梅雨時期にカビが出やすい場所の一つが、収納やクローゼットです。
服を守るために大切なのは、防カビ剤を置くだけではありません。空気が動く収納に変えることが最優先です。
■①クローゼットは湿気が逃げにくい
クローゼットや押し入れは、扉を閉める時間が長く、空気がこもりやすい場所です。
そこに衣類、布団、バッグ、段ボールを詰め込みすぎると、湿気が逃げず、カビやにおいの原因になります。
まずは「しまう量」を減らすことが大切です。
■②服と服の間にすき間を作る
衣類をぎゅうぎゅうに詰めると、風が通りません。
ハンガー同士の間隔を少し空け、厚手の服と薄手の服を分けるだけでも空気が動きやすくなります。

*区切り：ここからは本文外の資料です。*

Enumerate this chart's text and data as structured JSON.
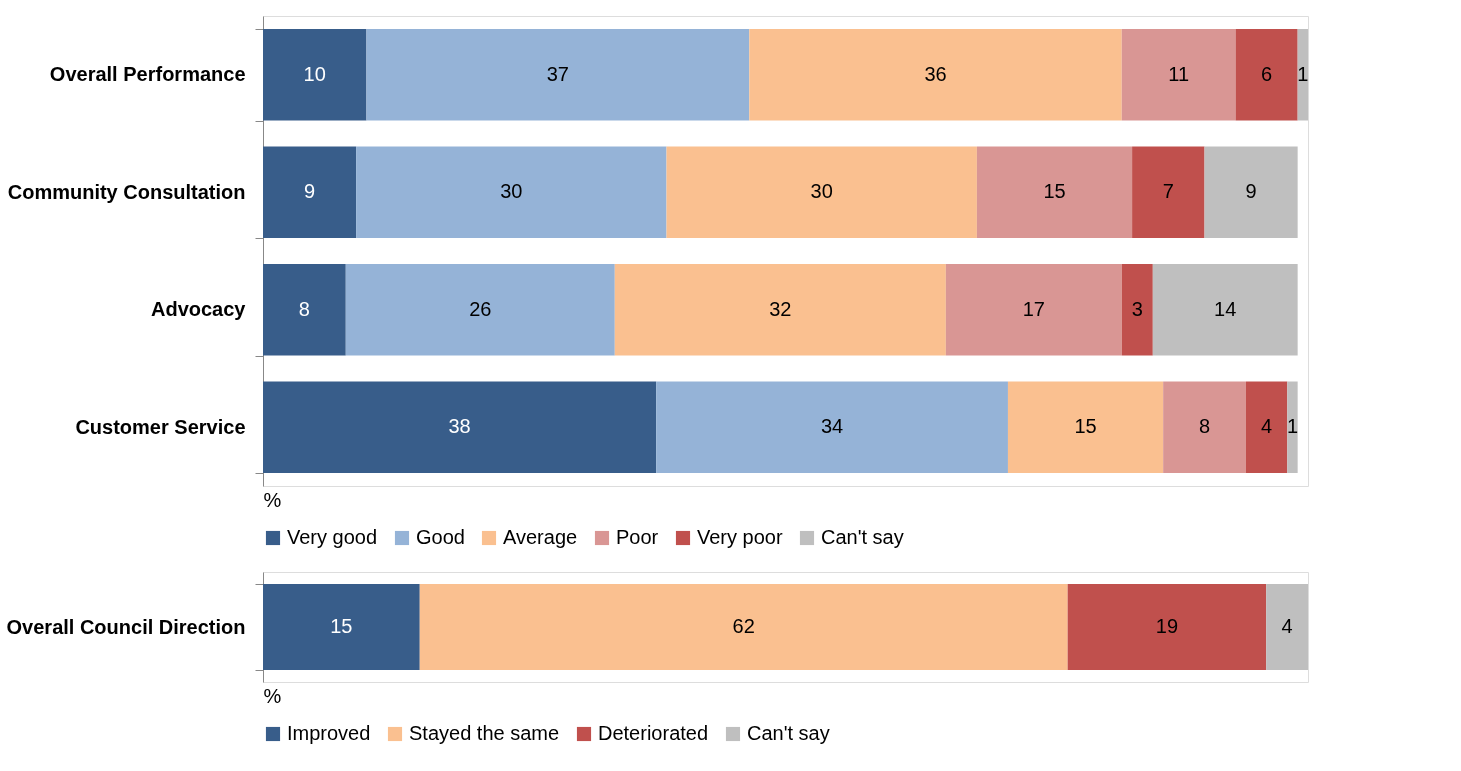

収納は「たくさん入れる場所」ではなく、「湿気をためない場所」と考えます。
■③床に直接物を置かない
クローゼットの床に段ボールや布製バッグを直接置くと、湿気を吸いやすくなります。
置く場合は、すのこやラックで床との間にすき間を作ります。
特に段ボールは湿気を吸いやすいため、長期保管には注意が必要です。
■④被災地でも収納の湿気は生活を傷めた
被災地派遣やLO活動では、避難所や仮住まいで衣類や寝具の湿気、におい、カビが大きな負担になる場面を見てきました。
カビは見た目の問題だけでなく、咳、アレルギー、ぜん息の悪化にもつながります。
元消防職員・防災士として見ると、収納のカビ対策は家事ではなく、家族の健康と生活を守る防災です。
■⑤定期的に開けて風を通す
除湿剤を置くだけで安心しないことが大切です。
晴れた日や湿度が低い日は、クローゼットの扉を開け、扇風機やサーキュレーターで風を通します。
湿気を「吸わせる」だけでなく、「外へ出す」意識が必要です。
■まとめ|収納のカビ対策は空気の通り道を作ること
結論:梅雨時期の収納・クローゼット対策は、閉めっぱなしにせず、詰め込みを減らし、床にすき間を作り、定期的に風を通すことが大切です。
カビ対策で一番危ないのは、防カビ剤を置いただけで安心して、空気が動かない収納を放置することです。